Светлый фон

Было в избе просторно и безопасно — от всех невзгод.

Лет, может быть, триста или четыреста тому назад сюда пришли новгородцы, пращуры моих предков, и тут осели, чтоб жить. И запахи этой родственной, родовой моей жизни дошли до меня...

Я сидел на широкой лавке, тесанной топором, глядел в окно, обращенное к заре, к церквам, к озерному плесу, и попивал из глиняной крынки молоко с пенкой.

Вначале хозяин сыскал в сенях, в резиновом сапоге, бутылку шампанского. После шампанского молоко пить негоже. Никто и не пил. Мне досталась целая крынка. И ничего. Молоко помирилось с шампанским. Тут подоспел чаек.

Хозяин показывал нам владенья: граверный станок в углу, лодочные моторы. Хозяйство его возникло из потребностей искусства: побольше увидеть, как следует поработать. Каждое утро он погружает очи — с крыльца избы — в окрестные веси, в лазурные воды Онего, насыщает зрение красотою кижских церквей и становится к граверному станку.

Чтобы резать по дереву и линолеуму, тискать гравюры и офорты, нужно иметь не только талант, но еще и силенку. Есть и силенка, — нашего хозяина в свое время знали в Ленинграде как подающего надежды гимнаста.

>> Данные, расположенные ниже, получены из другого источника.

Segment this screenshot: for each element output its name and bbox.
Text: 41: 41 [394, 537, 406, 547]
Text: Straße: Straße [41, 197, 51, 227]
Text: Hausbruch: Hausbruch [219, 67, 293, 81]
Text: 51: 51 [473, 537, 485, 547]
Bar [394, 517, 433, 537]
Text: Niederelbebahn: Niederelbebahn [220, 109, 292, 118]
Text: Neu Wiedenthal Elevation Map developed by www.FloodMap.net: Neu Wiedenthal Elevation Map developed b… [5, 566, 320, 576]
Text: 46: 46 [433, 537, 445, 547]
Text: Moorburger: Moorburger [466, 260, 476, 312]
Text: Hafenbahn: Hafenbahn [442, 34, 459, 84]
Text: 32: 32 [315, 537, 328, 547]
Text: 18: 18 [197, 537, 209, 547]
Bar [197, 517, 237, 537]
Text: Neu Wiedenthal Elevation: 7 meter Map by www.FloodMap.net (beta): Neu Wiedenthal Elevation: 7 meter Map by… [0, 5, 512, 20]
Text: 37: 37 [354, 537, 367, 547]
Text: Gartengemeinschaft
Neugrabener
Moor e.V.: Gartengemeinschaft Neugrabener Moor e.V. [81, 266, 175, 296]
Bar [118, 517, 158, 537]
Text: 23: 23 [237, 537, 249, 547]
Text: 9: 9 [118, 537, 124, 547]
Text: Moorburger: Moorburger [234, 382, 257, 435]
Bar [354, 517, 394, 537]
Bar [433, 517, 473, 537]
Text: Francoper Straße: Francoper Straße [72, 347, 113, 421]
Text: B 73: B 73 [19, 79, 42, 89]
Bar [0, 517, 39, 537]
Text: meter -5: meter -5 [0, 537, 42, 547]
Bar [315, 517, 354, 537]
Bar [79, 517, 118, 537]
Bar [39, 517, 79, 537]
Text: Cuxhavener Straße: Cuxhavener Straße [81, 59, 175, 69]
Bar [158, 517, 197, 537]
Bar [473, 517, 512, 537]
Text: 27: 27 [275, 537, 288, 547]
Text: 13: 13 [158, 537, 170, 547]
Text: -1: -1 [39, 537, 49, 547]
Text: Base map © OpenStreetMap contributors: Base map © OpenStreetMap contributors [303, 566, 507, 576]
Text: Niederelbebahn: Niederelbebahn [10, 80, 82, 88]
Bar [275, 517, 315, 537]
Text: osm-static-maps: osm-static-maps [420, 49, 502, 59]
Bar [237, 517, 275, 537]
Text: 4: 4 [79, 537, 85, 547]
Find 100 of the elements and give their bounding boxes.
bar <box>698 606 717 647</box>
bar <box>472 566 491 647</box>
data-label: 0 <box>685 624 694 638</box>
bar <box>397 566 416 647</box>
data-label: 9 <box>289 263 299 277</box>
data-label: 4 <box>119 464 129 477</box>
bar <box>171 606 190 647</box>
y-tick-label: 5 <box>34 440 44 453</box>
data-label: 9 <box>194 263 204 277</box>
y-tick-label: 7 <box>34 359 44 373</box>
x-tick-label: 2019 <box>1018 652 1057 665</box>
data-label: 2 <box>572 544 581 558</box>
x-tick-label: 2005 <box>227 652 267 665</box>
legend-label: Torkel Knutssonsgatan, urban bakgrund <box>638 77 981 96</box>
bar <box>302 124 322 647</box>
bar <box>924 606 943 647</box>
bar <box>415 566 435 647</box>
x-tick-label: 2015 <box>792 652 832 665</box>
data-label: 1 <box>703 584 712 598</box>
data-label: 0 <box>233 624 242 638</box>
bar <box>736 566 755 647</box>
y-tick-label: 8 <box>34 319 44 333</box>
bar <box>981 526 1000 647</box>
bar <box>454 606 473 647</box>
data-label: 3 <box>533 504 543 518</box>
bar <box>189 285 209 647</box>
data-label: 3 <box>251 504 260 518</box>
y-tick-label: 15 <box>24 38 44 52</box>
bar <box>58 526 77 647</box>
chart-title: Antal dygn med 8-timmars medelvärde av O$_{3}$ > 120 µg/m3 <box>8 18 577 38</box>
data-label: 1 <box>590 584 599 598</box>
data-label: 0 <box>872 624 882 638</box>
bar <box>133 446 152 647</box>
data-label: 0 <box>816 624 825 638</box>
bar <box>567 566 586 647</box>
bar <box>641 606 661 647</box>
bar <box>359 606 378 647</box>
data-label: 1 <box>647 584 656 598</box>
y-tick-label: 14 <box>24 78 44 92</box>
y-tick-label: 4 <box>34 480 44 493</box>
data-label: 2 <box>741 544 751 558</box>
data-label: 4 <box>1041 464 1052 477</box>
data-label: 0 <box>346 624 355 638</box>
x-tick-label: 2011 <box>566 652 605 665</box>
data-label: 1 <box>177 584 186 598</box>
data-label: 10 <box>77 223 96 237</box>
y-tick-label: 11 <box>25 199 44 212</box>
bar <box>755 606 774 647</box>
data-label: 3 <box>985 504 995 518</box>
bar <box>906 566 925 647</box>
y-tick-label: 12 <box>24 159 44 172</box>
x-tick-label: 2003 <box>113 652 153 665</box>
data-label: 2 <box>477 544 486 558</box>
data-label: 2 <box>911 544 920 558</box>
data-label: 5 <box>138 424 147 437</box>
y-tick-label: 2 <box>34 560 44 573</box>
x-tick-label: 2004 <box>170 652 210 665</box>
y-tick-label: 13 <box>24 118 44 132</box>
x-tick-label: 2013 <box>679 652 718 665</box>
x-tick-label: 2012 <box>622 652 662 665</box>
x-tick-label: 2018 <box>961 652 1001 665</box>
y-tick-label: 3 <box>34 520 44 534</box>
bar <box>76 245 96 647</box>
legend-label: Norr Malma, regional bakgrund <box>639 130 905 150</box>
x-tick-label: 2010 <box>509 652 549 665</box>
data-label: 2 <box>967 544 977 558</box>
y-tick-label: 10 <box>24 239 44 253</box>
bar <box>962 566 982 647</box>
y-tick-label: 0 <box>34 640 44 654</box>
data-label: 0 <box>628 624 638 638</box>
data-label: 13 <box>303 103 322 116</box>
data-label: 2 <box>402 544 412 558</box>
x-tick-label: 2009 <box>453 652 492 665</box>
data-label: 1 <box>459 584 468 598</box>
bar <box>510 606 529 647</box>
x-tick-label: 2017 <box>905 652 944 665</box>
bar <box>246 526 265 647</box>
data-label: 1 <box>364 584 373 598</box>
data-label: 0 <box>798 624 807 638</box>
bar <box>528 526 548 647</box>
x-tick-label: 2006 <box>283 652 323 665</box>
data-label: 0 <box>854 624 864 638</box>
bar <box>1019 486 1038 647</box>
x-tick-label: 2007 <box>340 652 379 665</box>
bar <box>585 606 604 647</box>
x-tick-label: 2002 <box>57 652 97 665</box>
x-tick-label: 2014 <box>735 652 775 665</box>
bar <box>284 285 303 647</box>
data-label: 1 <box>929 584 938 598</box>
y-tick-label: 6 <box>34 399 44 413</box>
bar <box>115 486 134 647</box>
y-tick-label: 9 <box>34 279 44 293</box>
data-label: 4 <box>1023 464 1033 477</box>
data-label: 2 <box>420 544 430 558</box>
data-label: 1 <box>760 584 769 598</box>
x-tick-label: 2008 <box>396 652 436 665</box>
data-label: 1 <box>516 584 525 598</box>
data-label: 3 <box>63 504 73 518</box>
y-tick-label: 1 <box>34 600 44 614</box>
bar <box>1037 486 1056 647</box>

Мы постояли на крыльце, поубивали незлобивых, непроворных (может быть, отъевшихся на туристах) комаров, повосхищались, почмокали губами и поплыли в лодке на восходящее солнце; рядом с солнцем восстала из розовых вод наша красавица, наше чудо — Преображенская церковь.

Ее построил художник — одним топором. Он учился художеству у Онего — ваянию, живописи, музыке, зодчеству. Онего — Главный Художник. Мастер. Можно и нынче пойти к нему в подмастерья.

Наш хозяин, художник, кижский житель, в академиях не бывал. Что он умеет, тому научился вот здесь, в Заонежье, в Кижах.

Что он умеет? Да вот, зайдите в Петрозаводске в книжный магазин, купите один из альбомов кижских, онежских гравюр. Художника зовут Алексей Авдышев.

В том же магазине возьмите сборник стихов Алексея Авдышева. Он художник и поэт. Настолько поэт, чтобы быть не просто художником, каких тысячи, а единственным представителем Кижского архипелага в мире искусств.

 

Серебристые тона

Серебристые тона

 

Профессор сел на стул и вытянул ноги. Движение это не составило для него какого-нибудь труда, ноги сами собой распрямились, уперлись пятками в пол. Они были сухи, как рейки. Позвоночник профессора в верхней части чуть изогнулся. Плечи выступили вперед, грудь запала. Живота у профессора не было. Череп был гол.

Фигура профессора наводила на мысль об экономии материала, обычно расходуемого на телесную оболочку. Материала отпущено было в обрез. Или же профессор — трудами жизни — отсек в телесной своей оболочке все лишнее, как ваятель в куске породы; осталось главное — образ. Можно было также отнести бесплотность, сухость профессора за счет рода его деятельности: содержание ищет гармонии с формой.